Podczas podróży należy pamiętać o postoju co dwie godziny – wtedy pies może swobodnie napić się wody oraz załatwić potrzeby fizjologiczne. Przewożenie psa w samochodzie może odbywać się na różne sposoby – może być w klatce, transporterze bądź przypięty do pasów dzięki specjalnym szelkom.
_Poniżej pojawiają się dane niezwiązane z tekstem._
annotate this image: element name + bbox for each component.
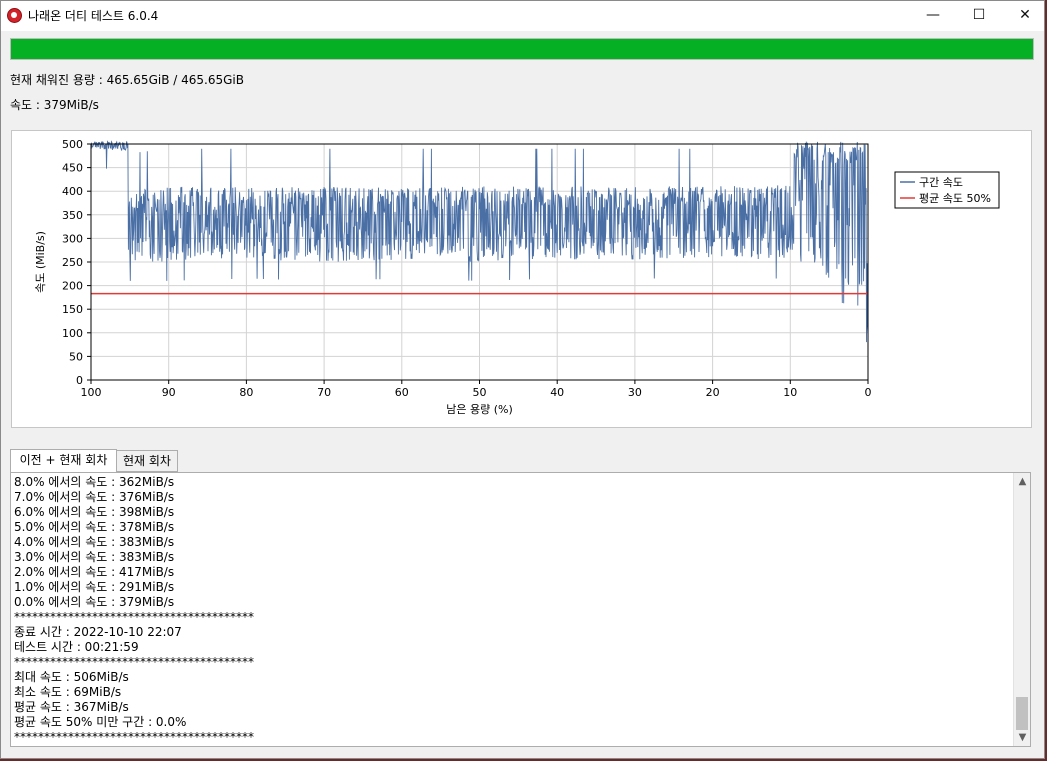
x-tick-label: 40 — [550, 386, 564, 399]
y-tick-label: 0 — [76, 374, 83, 387]
scroll-down-icon[interactable]: ▼ — [1014, 729, 1030, 746]
x-tick-label: 90 — [162, 386, 176, 399]
scroll-up-icon[interactable]: ▲ — [1014, 473, 1030, 490]
app-window: 나래온 더티 테스트 6.0.4 — ☐ ✕ 현재 채워진 용량 : 465.6… — [0, 0, 1045, 759]
log-line: 종료 시간 : 2022-10-10 22:07 — [14, 625, 182, 639]
log-line: 8.0% 에서의 속도 : 362MiB/s — [14, 475, 175, 489]
log-line: 0.0% 에서의 속도 : 379MiB/s — [14, 595, 175, 609]
filled-capacity-label: 현재 채워진 용량 : 465.65GiB / 465.65GiB — [10, 73, 244, 87]
log-line: **************************************** — [14, 655, 254, 669]
scrollbar-thumb[interactable] — [1016, 697, 1028, 730]
close-button[interactable]: ✕ — [1002, 1, 1044, 31]
tab-all-rounds[interactable]: 이전 + 현재 회차 — [10, 449, 117, 472]
legend-label: 평균 속도 50% — [919, 192, 991, 205]
x-tick-label: 60 — [395, 386, 409, 399]
log-lines: 8.0% 에서의 속도 : 362MiB/s 7.0% 에서의 속도 : 376M… — [14, 475, 254, 745]
x-tick-label: 30 — [628, 386, 642, 399]
y-tick-label: 150 — [62, 303, 83, 316]
log-line: 평균 속도 : 367MiB/s — [14, 700, 129, 714]
y-tick-label: 350 — [62, 209, 83, 222]
log-line: 6.0% 에서의 속도 : 398MiB/s — [14, 505, 175, 519]
log-line: 최대 속도 : 506MiB/s — [14, 670, 129, 684]
x-tick-label: 70 — [317, 386, 331, 399]
speed-chart-panel: 100 90 80 70 60 50 40 30 20 10 0 0 50 100 150 200 250 300… — [11, 130, 1032, 428]
log-textbox[interactable]: 8.0% 에서의 속도 : 362MiB/s 7.0% 에서의 속도 : 376M… — [10, 472, 1031, 747]
log-line: **************************************** — [14, 610, 254, 624]
tab-current-round[interactable]: 현재 회차 — [117, 450, 178, 472]
log-line: 1.0% 에서의 속도 : 291MiB/s — [14, 580, 175, 594]
x-axis-title: 남은 용량 (%) — [446, 403, 513, 416]
log-line: 평균 속도 50% 미만 구간 : 0.0% — [14, 715, 187, 729]
log-line: 7.0% 에서의 속도 : 376MiB/s — [14, 490, 175, 504]
log-line: 4.0% 에서의 속도 : 383MiB/s — [14, 535, 175, 549]
x-tick-label: 100 — [81, 386, 102, 399]
legend-label: 구간 속도 — [919, 176, 963, 189]
window-title: 나래온 더티 테스트 6.0.4 — [28, 9, 159, 23]
y-tick-label: 50 — [69, 350, 83, 363]
log-scrollbar[interactable]: ▲ ▼ — [1013, 473, 1030, 746]
y-tick-label: 300 — [62, 232, 83, 245]
y-tick-label: 400 — [62, 185, 83, 198]
x-tick-label: 80 — [239, 386, 253, 399]
progress-bar — [10, 38, 1034, 60]
speed-label: 속도 : 379MiB/s — [10, 98, 99, 112]
x-tick-label: 10 — [783, 386, 797, 399]
x-tick-label: 0 — [865, 386, 872, 399]
minimize-button[interactable]: — — [910, 1, 956, 31]
log-line: 5.0% 에서의 속도 : 378MiB/s — [14, 520, 175, 534]
x-tick-label: 50 — [473, 386, 487, 399]
title-bar[interactable]: 나래온 더티 테스트 6.0.4 — ☐ ✕ — [1, 1, 1044, 31]
maximize-button[interactable]: ☐ — [956, 1, 1002, 31]
y-tick-label: 250 — [62, 256, 83, 269]
y-tick-label: 200 — [62, 280, 83, 293]
y-tick-label: 500 — [62, 138, 83, 151]
log-line: 2.0% 에서의 속도 : 417MiB/s — [14, 565, 175, 579]
x-tick-label: 20 — [706, 386, 720, 399]
progress-fill — [11, 39, 1033, 59]
log-line: 최소 속도 : 69MiB/s — [14, 685, 122, 699]
app-icon[interactable] — [7, 8, 22, 23]
log-line: **************************************** — [14, 730, 254, 744]
y-tick-label: 450 — [62, 162, 83, 175]
y-axis-title: 속도 (MiB/s) — [34, 231, 47, 293]
speed-chart: 100 90 80 70 60 50 40 30 20 10 0050100150200250300… — [34, 138, 1000, 416]
log-line: 테스트 시간 : 00:21:59 — [14, 640, 139, 654]
y-tick-label: 100 — [62, 327, 83, 340]
log-line: 3.0% 에서의 속도 : 383MiB/s — [14, 550, 175, 564]
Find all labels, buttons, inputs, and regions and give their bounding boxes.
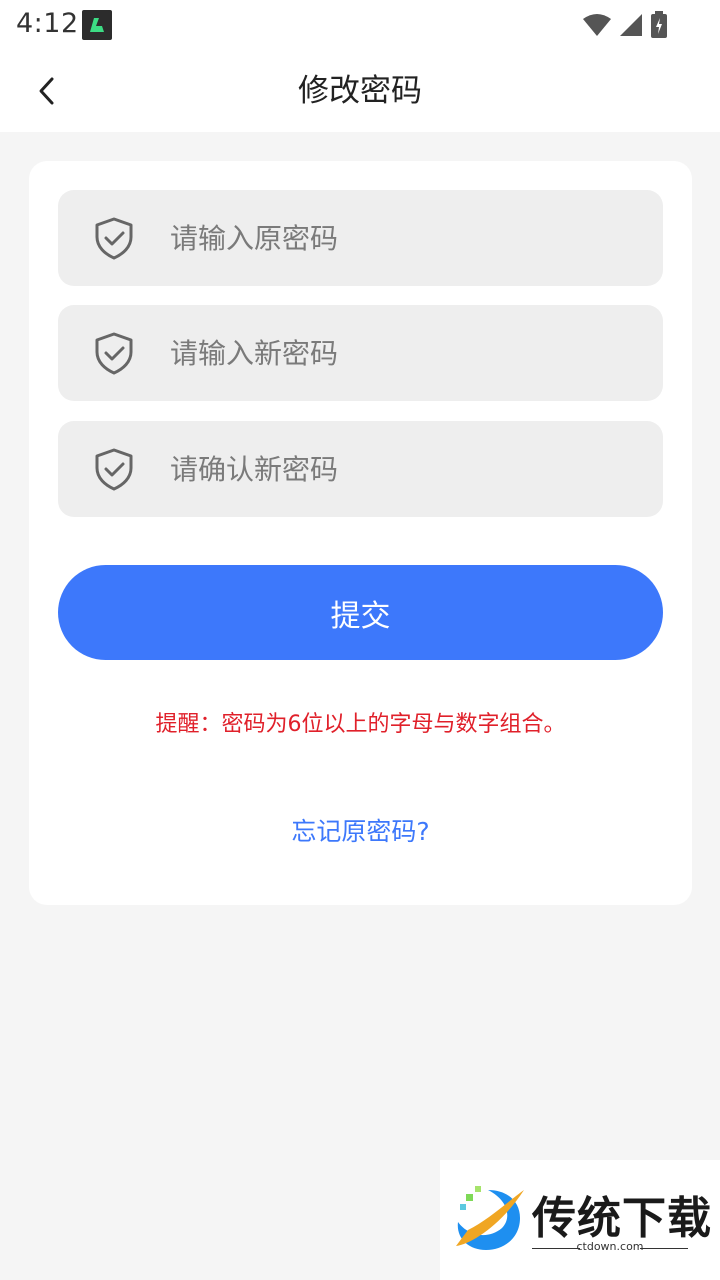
battery-icon <box>651 11 667 38</box>
old-password-field[interactable] <box>58 190 663 286</box>
status-indicators <box>582 10 668 40</box>
old-password-input[interactable] <box>170 190 640 286</box>
shield-check-icon <box>95 332 133 375</box>
watermark-logo-icon <box>456 1186 524 1250</box>
status-bar: 4:12 <box>0 0 720 50</box>
title-bar: 修改密码 <box>0 50 720 132</box>
back-button[interactable] <box>24 68 70 114</box>
shield-check-icon <box>95 217 133 260</box>
app-notification-icon <box>82 10 112 40</box>
new-password-field[interactable] <box>58 305 663 401</box>
forgot-password-link[interactable]: 忘记原密码? <box>29 812 692 848</box>
submit-button[interactable]: 提交 <box>58 565 663 660</box>
password-form-card: 提交 提醒：密码为6位以上的字母与数字组合。 忘记原密码? <box>29 161 692 905</box>
page-title: 修改密码 <box>298 73 422 109</box>
watermark-url: ctdown.com <box>576 1240 644 1253</box>
status-time: 4:12 <box>16 8 79 39</box>
password-hint: 提醒：密码为6位以上的字母与数字组合。 <box>155 712 566 737</box>
new-password-input[interactable] <box>170 305 640 401</box>
watermark-logo: 传统下载 ctdown.com <box>440 1160 720 1280</box>
wifi-icon <box>583 14 611 36</box>
shield-check-icon <box>95 448 133 491</box>
chevron-left-icon <box>39 77 54 105</box>
confirm-password-field[interactable] <box>58 421 663 517</box>
cell-signal-icon <box>620 14 642 36</box>
confirm-password-input[interactable] <box>170 421 640 517</box>
watermark-title: 传统下载 <box>532 1193 712 1244</box>
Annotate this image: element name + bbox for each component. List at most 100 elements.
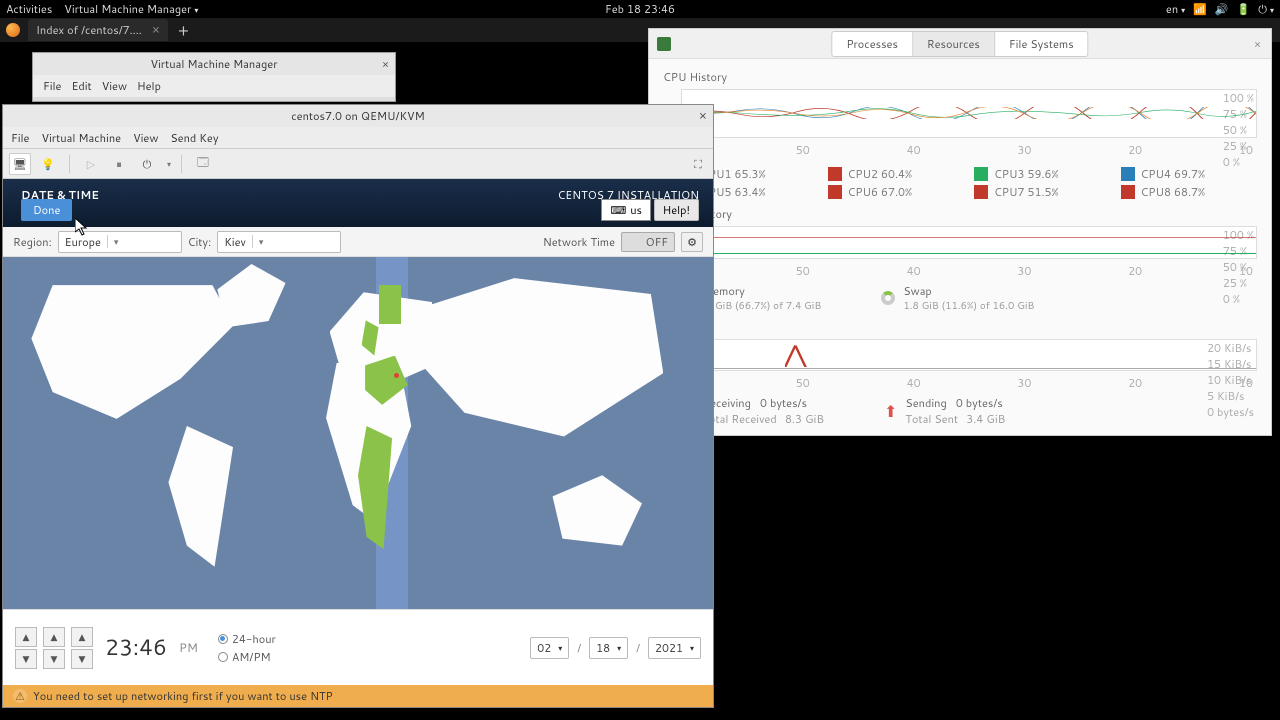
x-axis: 605040302010 [681, 375, 1257, 391]
close-icon[interactable]: × [1254, 36, 1261, 52]
year-select[interactable]: 2021▾ [648, 637, 701, 659]
ampm-up-button[interactable]: ▲ [71, 627, 93, 647]
run-button[interactable]: ▷ [80, 153, 102, 175]
help-button[interactable]: Help! [654, 199, 699, 221]
tab-title: Index of /centos/7.9.2009 [36, 22, 146, 38]
chevron-down-icon: ▾ [1181, 4, 1185, 16]
fullscreen-icon[interactable]: ⛶ [689, 155, 707, 173]
cpu-legend-item: CPU2 60.4% [828, 166, 965, 182]
city-value: Kiev [224, 234, 246, 250]
toggle-state: OFF [646, 234, 668, 250]
timezone-map[interactable] [3, 257, 713, 609]
menu-file[interactable]: File [43, 78, 61, 94]
net-sending: ⬆ Sending 0 bytes/s Total Sent 3.4 GiB [884, 395, 1005, 427]
network-chart: 20 KiB/s15 KiB/s10 KiB/s5 KiB/s0 bytes/s [681, 339, 1257, 371]
day-select[interactable]: 18▾ [589, 637, 628, 659]
network-history-title: ry [663, 319, 1257, 335]
radio-ampm[interactable]: AM/PM [218, 649, 276, 665]
keyboard-layout-button[interactable]: ⌨ us [601, 199, 651, 221]
menu-virtual-machine[interactable]: Virtual Machine [41, 130, 121, 146]
menu-send-key[interactable]: Send Key [170, 130, 218, 146]
clock[interactable]: Feb 18 23:46 [605, 1, 675, 17]
chevron-down-icon[interactable]: ▾ [167, 158, 171, 170]
chevron-down-icon: ▾ [107, 235, 119, 248]
close-icon[interactable]: × [382, 56, 389, 72]
vmm-window: Virtual Machine Manager × File Edit View… [32, 52, 396, 102]
gear-icon: ⚙ [687, 234, 697, 250]
warning-bar: ⚠ You need to set up networking first if… [3, 685, 713, 707]
cpu-legend-item: CPU3 59.6% [974, 166, 1111, 182]
tab-filesystems[interactable]: File Systems [995, 32, 1088, 56]
snapshot-button[interactable]: 🗔 [192, 153, 214, 175]
ampm-display: PM [179, 639, 198, 656]
cpu-legend-item: CPU7 51.5% [974, 184, 1111, 200]
minute-down-button[interactable]: ▼ [43, 649, 65, 669]
sysmon-titlebar[interactable]: Processes Resources File Systems × [649, 29, 1271, 59]
menu-view[interactable]: View [102, 78, 127, 94]
chevron-down-icon: ▾ [617, 642, 621, 654]
keyboard-icon: ⌨ [610, 202, 626, 218]
location-pin-icon [394, 373, 399, 378]
hour-up-button[interactable]: ▲ [15, 627, 37, 647]
radio-24hour[interactable]: 24-hour [218, 631, 276, 647]
cpu-legend: CPU1 65.3%CPU2 60.4%CPU3 59.6%CPU4 69.7%… [681, 166, 1257, 200]
browser-tab[interactable]: Index of /centos/7.9.2009 × [28, 19, 168, 41]
new-tab-button[interactable]: + [178, 19, 189, 42]
network-icon[interactable]: 📶 [1193, 1, 1207, 17]
radio-icon [218, 652, 228, 662]
done-button[interactable]: Done [21, 199, 72, 221]
pause-button[interactable]: ⏸ [108, 153, 130, 175]
swap-history-title: Swap History [663, 206, 1257, 222]
vm-toolbar: 🖥 💡 ▷ ⏸ ⏻ ▾ 🗔 ⛶ [3, 149, 713, 179]
vmm-titlebar[interactable]: Virtual Machine Manager × [33, 53, 395, 75]
power-icon[interactable]: ⏻▾ [1258, 1, 1274, 17]
system-monitor-window: Processes Resources File Systems × CPU H… [648, 28, 1272, 436]
city-label: City: [188, 234, 212, 250]
ntp-settings-button[interactable]: ⚙ [681, 232, 703, 252]
vm-console-window: centos7.0 on QEMU/KVM × File Virtual Mac… [2, 104, 714, 708]
vm-titlebar[interactable]: centos7.0 on QEMU/KVM × [3, 105, 713, 127]
ampm-down-button[interactable]: ▼ [71, 649, 93, 669]
vm-menubar: File Virtual Machine View Send Key [3, 127, 713, 149]
pie-icon [881, 291, 895, 305]
volume-icon[interactable]: 🔊 [1215, 1, 1229, 17]
upload-icon: ⬆ [884, 400, 897, 423]
close-icon[interactable]: × [152, 21, 160, 39]
app-menu[interactable]: Virtual Machine Manager▾ [64, 1, 198, 17]
radio-icon [218, 634, 228, 644]
menu-help[interactable]: Help [137, 78, 161, 94]
swap-usage: Swap1.8 GiB (11.6%) of 16.0 GiB [881, 283, 1034, 313]
network-time-toggle[interactable]: OFF [621, 232, 675, 252]
warning-icon: ⚠ [13, 689, 27, 703]
console-view-button[interactable]: 🖥 [9, 153, 31, 175]
hour-down-button[interactable]: ▼ [15, 649, 37, 669]
details-view-button[interactable]: 💡 [37, 153, 59, 175]
region-select[interactable]: Europe ▾ [58, 231, 182, 253]
region-label: Region: [13, 234, 52, 250]
datetime-controls: Region: Europe ▾ City: Kiev ▾ Network Ti… [3, 227, 713, 257]
close-icon[interactable]: × [699, 107, 707, 125]
sysmon-tabs: Processes Resources File Systems [831, 31, 1088, 57]
tab-resources[interactable]: Resources [913, 32, 995, 56]
battery-icon[interactable]: 🔋 [1237, 1, 1251, 17]
input-lang[interactable]: en▾ [1166, 1, 1185, 17]
gnome-top-bar: Activities Virtual Machine Manager▾ Feb … [0, 0, 1280, 18]
tab-processes[interactable]: Processes [832, 32, 913, 56]
window-title: centos7.0 on QEMU/KVM [291, 108, 424, 124]
window-title: Virtual Machine Manager [150, 56, 277, 72]
x-axis: 605040302010 [681, 263, 1257, 279]
sysmon-icon [657, 37, 671, 51]
city-select[interactable]: Kiev ▾ [217, 231, 341, 253]
minute-up-button[interactable]: ▲ [43, 627, 65, 647]
menu-file[interactable]: File [11, 130, 29, 146]
activities-button[interactable]: Activities [6, 1, 52, 17]
cpu-chart: 100 %75 %50 %25 %0 % [681, 89, 1257, 138]
shutdown-button[interactable]: ⏻ [136, 153, 158, 175]
time-display: 23:46 [105, 632, 167, 663]
anaconda-header: DATE & TIME Done CENTOS 7 INSTALLATION ⌨… [3, 179, 713, 227]
x-axis: 605040302010 [681, 142, 1257, 158]
month-select[interactable]: 02▾ [530, 637, 569, 659]
menu-view[interactable]: View [133, 130, 158, 146]
chevron-down-icon: ▾ [690, 642, 694, 654]
menu-edit[interactable]: Edit [71, 78, 91, 94]
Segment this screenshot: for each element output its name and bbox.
Nie otwierajcie zbyt szeroko szyb – nieraz słyszałam o sytuacjach, gdzie pies widząc coś ekscytującego wyskoczył przez okno wprost na jezdnię.
Modne jest również pozwolenie psu wystawić głowę za szybę – błąd. Można tylko doprowadzić do zapalenia uszu czy górnych dróg oddechowych. 

Jeśli psiak niestety zacznie wymiotować, pilnujcie by nie zadławił się, ale także nie krzyczcie na niego, a tym bardziej nie bijcie. Im bardziej Wy jesteście spokojni, tym lepiej się to odbije na podróży. 

Pies w samochodzie niech ma z góry swoje miejsce z zabawkami i smakołykami – niech kojarzy pobyt w nim z czymś przyjemnym, co będzie chciał powtarzać, byleby wcześniej odpowiednio zacząć go socjalizować z wybranym środkiem lokomocji. 

Przed wyjazdem zapoznajmy psa z jego środkiem lokomocji, na pewno będzie się czuł pewniej.

Czytaj także: Pies w podróży

 

Terapia psychologiczna

W momencie kiedy właściciel widzi, że sobie sam nie poradzi, psiak powinien zostać poddany terapii, która ma na celu oswojenie strachu na tyle, ile się da. Zadanie niełatwe i czasochłonne, a także wymagające zaangażowania ze strony WSZYSTKICH domowników. Behawiorysta lub psycholog wystawia psa na krótkotrwałe działanie bodźców lękowych i stopniowo przyzwyczaja do nich psa. Można obrożę wypsikać aerozolem z feromonami, które uspokoją go. Tak samo wspomagajmy terapię. Nie należy nad psem się użalać, ponieważ w ten sposób pogłębiamy problem! Lepiej zadbajmy o komfort i bezpieczeństwo w trakcie jazdy. 

 

Nie bagatelizujcie wczesnej socjalizacji czworonoga, a tym bardziej pierwszych objawów choroby. Działajcie od samego początku, by móc pomóc psiakowi, od samego początku.